Lindstrom and his colleagues report their findings in the current issue of Nutrition & Metabolism. They focused on 18 normal-weight healthy participants, averaging 26 years of age. For one month, all 18 were placed on a restricted physical activity regimen that involved the equivalent of no more than 5,000 steps per day. Five thousand steps, the team noted, is the threshold for a "sedentary" lifestyle, whereas a "physically active" lifestyle involved 10,000 steps or more. In addition, participants embarked on diets involving a 70 percent jump in daily caloric intake mainly from fast food amounting to about 5,750 calories ingested per day. The research also included a comparison group who did not change their diet/activity.

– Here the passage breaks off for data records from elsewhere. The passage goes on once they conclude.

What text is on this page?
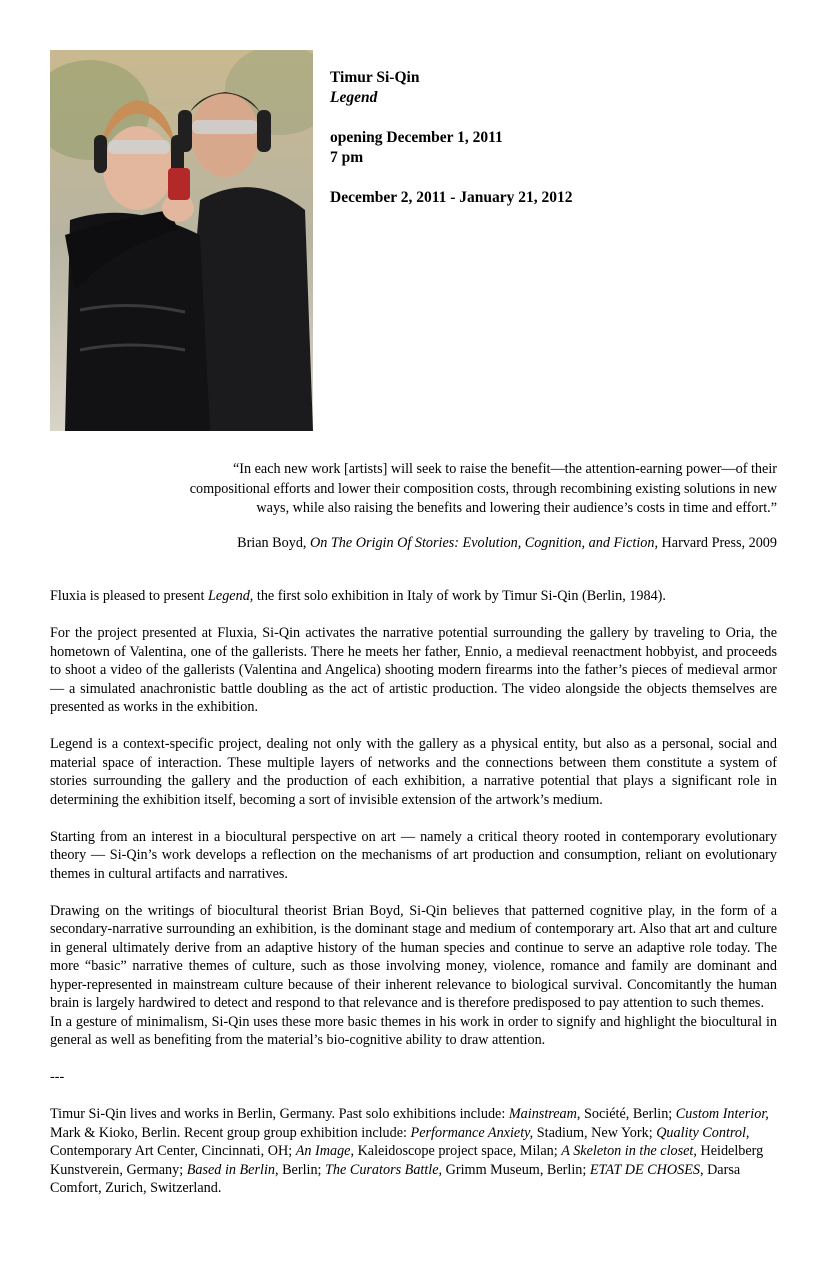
Timur Si-Qin
Legend
opening December 1, 2011
7 pm
December 2, 2011 - January 21, 2012
“In each new work [artists] will seek to raise the benefit—the attention-earning power—of their compositional efforts and lower their composition costs, through recombining existing solutions in new ways, while also raising the benefits and lowering their audience’s costs in time and effort.”
Brian Boyd, On The Origin Of Stories: Evolution, Cognition, and Fiction, Harvard Press, 2009

Fluxia is pleased to present Legend, the first solo exhibition in Italy of work by Timur Si-Qin (Berlin, 1984).

For the project presented at Fluxia, Si-Qin activates the narrative potential surrounding the gallery by traveling to Oria, the hometown of Valentina, one of the gallerists. There he meets her father, Ennio, a medieval reenactment hobbyist, and proceeds to shoot a video of the gallerists (Valentina and Angelica) shooting modern firearms into the father’s pieces of medieval armor — a simulated anachronistic battle doubling as the act of artistic production. The video alongside the objects themselves are presented as works in the exhibition.

Legend is a context-specific project, dealing not only with the gallery as a physical entity, but also as a personal, social and material space of interaction. These multiple layers of networks and the connections between them constitute a system of stories surrounding the gallery and the production of each exhibition, a narrative potential that plays a significant role in determining the exhibition itself, becoming a sort of invisible extension of the artwork’s medium.

Starting from an interest in a biocultural perspective on art — namely a critical theory rooted in contemporary evolutionary theory — Si-Qin’s work develops a reflection on the mechanisms of art production and consumption, reliant on evolutionary themes in cultural artifacts and narratives.

Drawing on the writings of biocultural theorist Brian Boyd, Si-Qin believes that patterned cognitive play, in the form of a secondary-narrative surrounding an exhibition, is the dominant stage and medium of contemporary art. Also that art and culture in general ultimately derive from an adaptive history of the human species and continue to serve an adaptive role today. The more “basic” narrative themes of culture, such as those involving money, violence, romance and family are dominant and hyper-represented in mainstream culture because of their inherent relevance to biological survival. Concomitantly the human brain is largely hardwired to detect and respond to that relevance and is therefore predisposed to pay attention to such themes.

In a gesture of minimalism, Si-Qin uses these more basic themes in his work in order to signify and highlight the biocultural in general as well as benefiting from the material’s bio-cognitive ability to draw attention.

---

Timur Si-Qin lives and works in Berlin, Germany. Past solo exhibitions include: Mainstream, Société, Berlin; Custom Interior, Mark & Kioko, Berlin. Recent group group exhibition include: Performance Anxiety, Stadium, New York; Quality Control, Contemporary Art Center, Cincinnati, OH; An Image, Kaleidoscope project space, Milan; A Skeleton in the closet, Heidelberg Kunstverein, Germany; Based in Berlin, Berlin; The Curators Battle, Grimm Museum, Berlin; ETAT DE CHOSES, Darsa Comfort, Zurich, Switzerland.
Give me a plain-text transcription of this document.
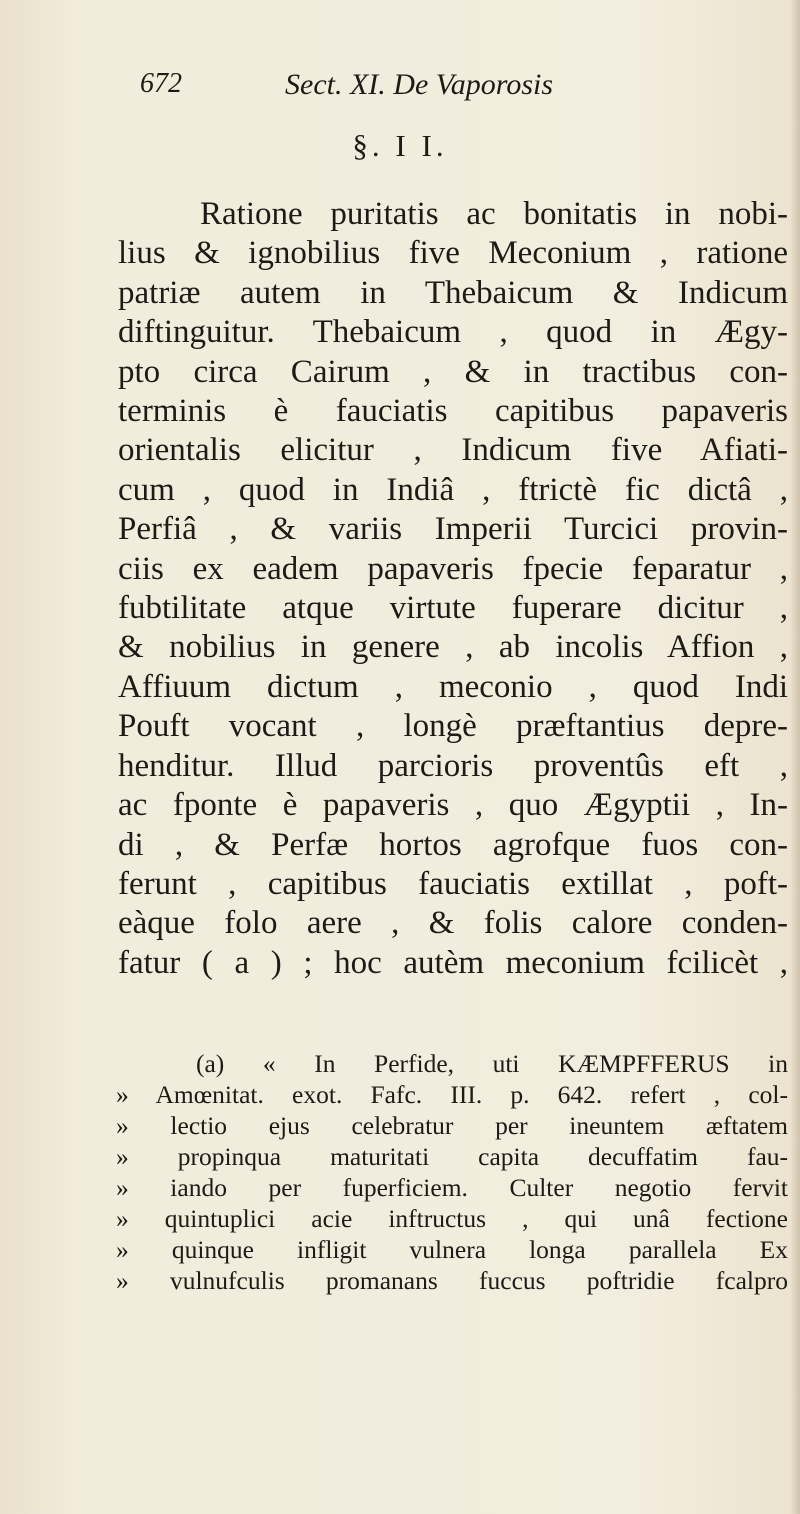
672	Sect. XI. De Vaporosis
§. I I.
Ratione puritatis ac bonitatis in nobi-
lius & ignobilius five Meconium , ratione
patriæ autem in Thebaicum & Indicum
diftinguitur. Thebaicum , quod in Ægy-
pto circa Cairum , & in tractibus con-
terminis è fauciatis capitibus papaveris
orientalis elicitur , Indicum five Afiati-
cum , quod in Indiâ , ftrictè fic dictâ ,
Perfiâ , & variis Imperii Turcici provin-
ciis ex eadem papaveris fpecie feparatur ,
fubtilitate atque virtute fuperare dicitur ,
& nobilius in genere , ab incolis Affion ,
Affiuum dictum , meconio , quod Indi
Pouft vocant , longè præftantius depre-
henditur. Illud parcioris proventûs eft ,
ac fponte è papaveris , quo Ægyptii , In-
di , & Perfæ hortos agrofque fuos con-
ferunt , capitibus fauciatis extillat , poft-
eàque folo aere , & folis calore conden-
fatur ( a ) ; hoc autèm meconium fcilicèt ,
(a) « In Perfide, uti KÆMPFFERUS in
» Amœnitat. exot. Fafc. III. p. 642. refert , col-
» lectio ejus celebratur per ineuntem æftatem
» propinqua maturitati capita decuffatim fau-
» iando per fuperficiem. Culter negotio fervit
» quintuplici acie inftructus , qui unâ fectione
» quinque infligit vulnera longa parallela Ex
» vulnufculis promanans fuccus poftridie fcalpro
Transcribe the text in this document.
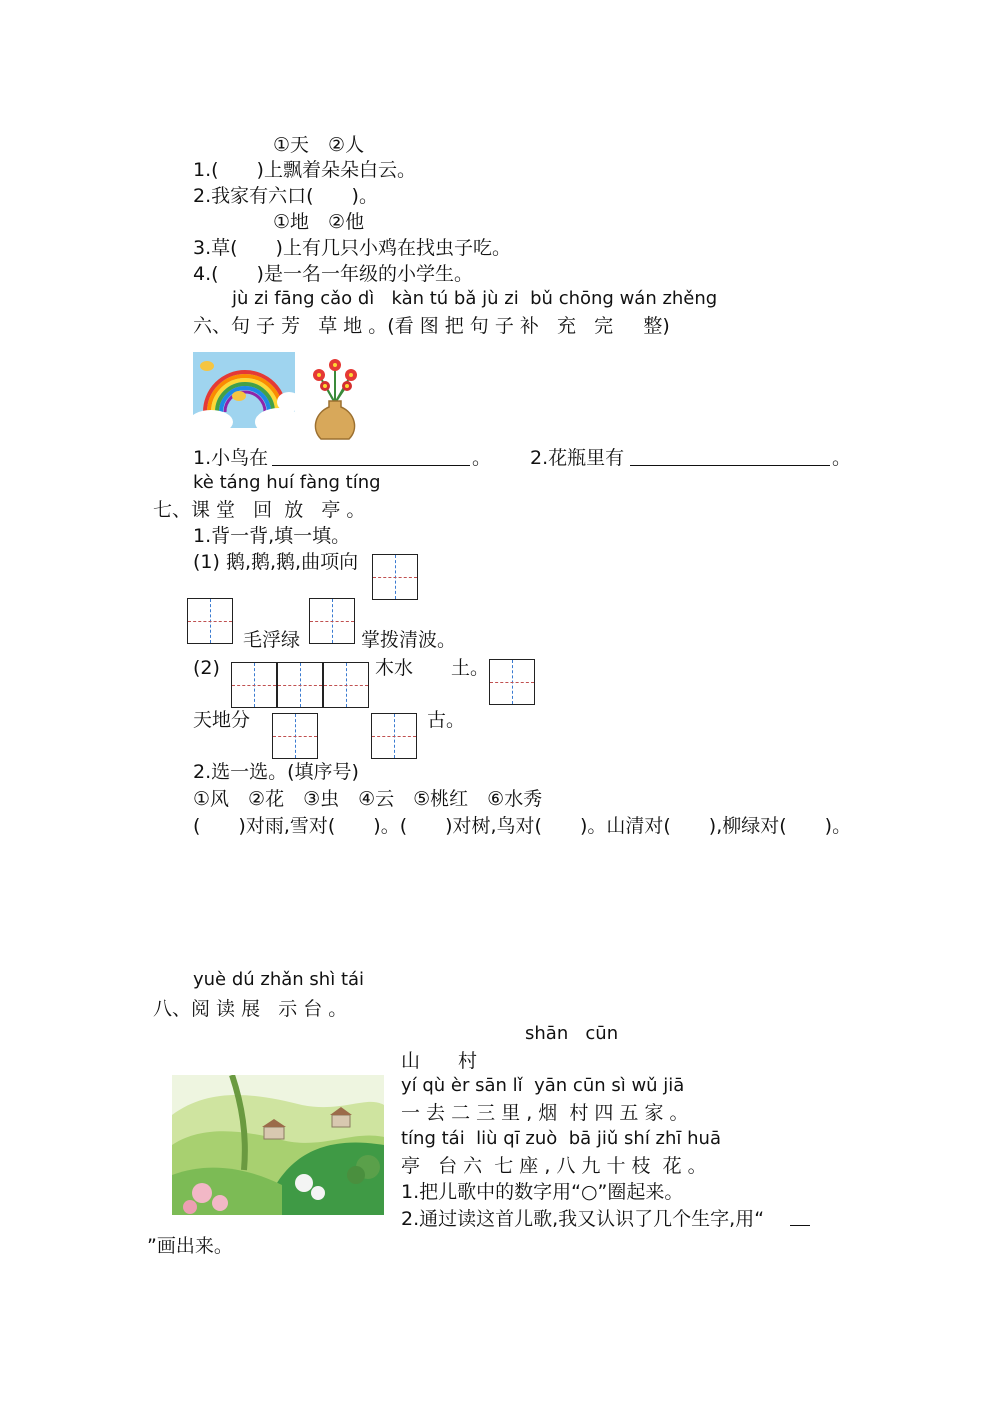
①天　②人
1.(　　)上飘着朵朵白云。
2.我家有六口(　　)。
①地　②他
3.草(　　)上有几只小鸡在找虫子吃。
4.(　　)是一名一年级的小学生。
jù zi fāng cǎo dì   kàn tú bǎ jù zi  bǔ chōng wán zhěng
六、句 子 芳   草 地 。(看 图 把 句 子 补   充   完     整)
1.小鸟在	。 2.花瓶里有	。
kè táng huí fàng tíng
七、课 堂   回  放   亭 。
1.背一背,填一填。
(1) 鹅,鹅,鹅,曲项向
毛浮绿	掌拨清波。
(2)	木水　　土。
天地分	古。
2.选一选。(填序号)
①风　②花　③虫　④云　⑤桃红　⑥水秀
(　　)对雨,雪对(　　)。(　　)对树,鸟对(　　)。山清对(　　),柳绿对(　　)。
yuè dú zhǎn shì tái
八、阅 读 展   示 台 。
shān   cūn
山　　村
yí qù èr sān lǐ  yān cūn sì wǔ jiā
一 去 二 三 里 , 烟  村 四 五 家 。
tíng tái  liù qī zuò  bā jiǔ shí zhī huā
亭   台 六  七 座 , 八 九 十 枝  花 。
1.把儿歌中的数字用“○”圈起来。
2.通过读这首儿歌,我又认识了几个生字,用“
”画出来。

By the end of the month, the feasting group gained an average of 14 pounds. Their fat mass, specifically, was found to have gone up from about 20 percent of total body weight, to nearly 24 percent after the month-long intervention. Participants lost most of that new weight over the ensuing six months. However, one year after the study's end, participants still registered a noticeable gain in fat mass compared with their pre-study status. This fat stuck around despite the fact that the participants had returned to their lower-calorie pre-study diet and more active routines. Two-and-a-half years after the study, fat mass gains were even greater, registering just under 7 pounds on average, the researchers found. There was no such long-term change among the control group who had stuck to their usual diet.